Kansas Senate Minority Leader Anthony Hensley, a Topeka Democrat, called the cartoon “appalling” and disgusting.” Kansas House Minority Leader Tom Sawyer, a Wichita Democrat, said the cartoon's rhetoric is “irresponsible” and “dangerous.”

Rabbi Moti Rieber, executive director of Kansas Interfaith Action, said most if not all comparisons of current political events to the Holocaust are “odious” and said it’s “incoherent” to equate an action designed to save lives with mass murder. Finally, he said, putting the Star of David on Kelly’s mask is anti-Semitic because it implies “nefarious Jews” are behind her actions.

“This thing is like the trifecta of garbage,” Rieber said.

Hicks said that if Holocaust survivors, their relatives or other Jews are offended, he would apologize to them because he means "no slight to them.”

“Then again, they better than anyone should appreciate the harbingers of governmental overreach and the present but tender seedlings of tyranny,” he added.

Hicks also derided some of his social media critics as “liberal Marxist parasites,” adding, “As a traditional American, they are my enemy.”

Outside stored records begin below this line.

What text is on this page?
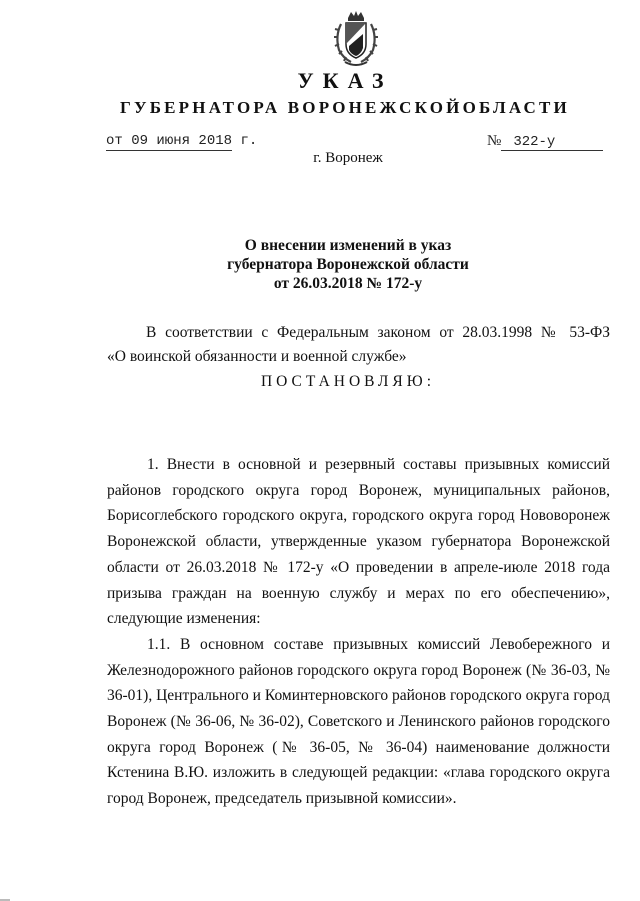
УКАЗ
ГУБЕРНАТОРА ВОРОНЕЖСКОЙОБЛАСТИ
от 09 июня 2018 г.	№ 322-у
г. Воронеж
О внесении изменений в указ
губернатора Воронежской области
от 26.03.2018 № 172-у
В соответствии с Федеральным законом от 28.03.1998 № 53-ФЗ
«О воинской обязанности и военной службе»
ПОСТАНОВЛЯЮ:

1. Внести в основной и резервный составы призывных комиссий районов городского округа город Воронеж, муниципальных районов, Борисоглебского городского округа, городского округа город Нововоронеж Воронежской области, утвержденные указом губернатора Воронежской области от 26.03.2018 № 172-у «О проведении в апреле-июле 2018 года призыва граждан на военную службу и мерах по его обеспечению», следующие изменения:

1.1. В основном составе призывных комиссий Левобережного и Железнодорожного районов городского округа город Воронеж (№ 36-03, № 36-01), Центрального и Коминтерновского районов городского округа город Воронеж (№ 36-06, № 36-02), Советского и Ленинского районов городского округа город Воронеж (№ 36-05, № 36-04) наименование должности Кстенина В.Ю. изложить в следующей редакции: «глава городского округа город Воронеж, председатель призывной комиссии».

Some Republicans have criticized Kelly's order as infringing on personal liberties, though Kansas law allows counties to opt out and Anderson County has done so.

The governor issued the order because of resurgence in reported coronavirus cases that increased the state's total to nearly 16,000 as of Friday, when Kansas finished its worst two-week spike since the pandemic began. The state has reported 277 COVID-19-related deaths. The number of infections is thought to be far higher because many people have not been tested, and studies suggest people can be infected with the virus without feeling sick.

Hicks previously criticized Kelly in a blog post for taking a “one-size-fits-all approach to reopening what he called the state's “bureaucracy-hammered” economy.

Kelly lifted statewide restrictions on businesses and public gatherings on May 26 after weeks of criticism from the Republican-controlled Legislature that she was moving too slowly to reopen the state's economy. Some conservative GOP lawmakers also have accused her of being heavy-handed and even dictatorial in responding to the pandemic.

Anderson County, with about 7,900 residents, is part of a conservative swath of eastern Kansas. Registered Republicans outnumber Democrats 2-to-1 and Trump carried it with nearly 73% of the vote in 2016.

The state health department has reported only four coronavirus cases for Anderson County, all of them since May 8. There have been no reported deaths there.

County Commission Chairman Jerry Howarter said of the more than 70 people who showed up to its meeting on the mask mandate Friday, all but one opposed it. He said he had not seen the cartoon.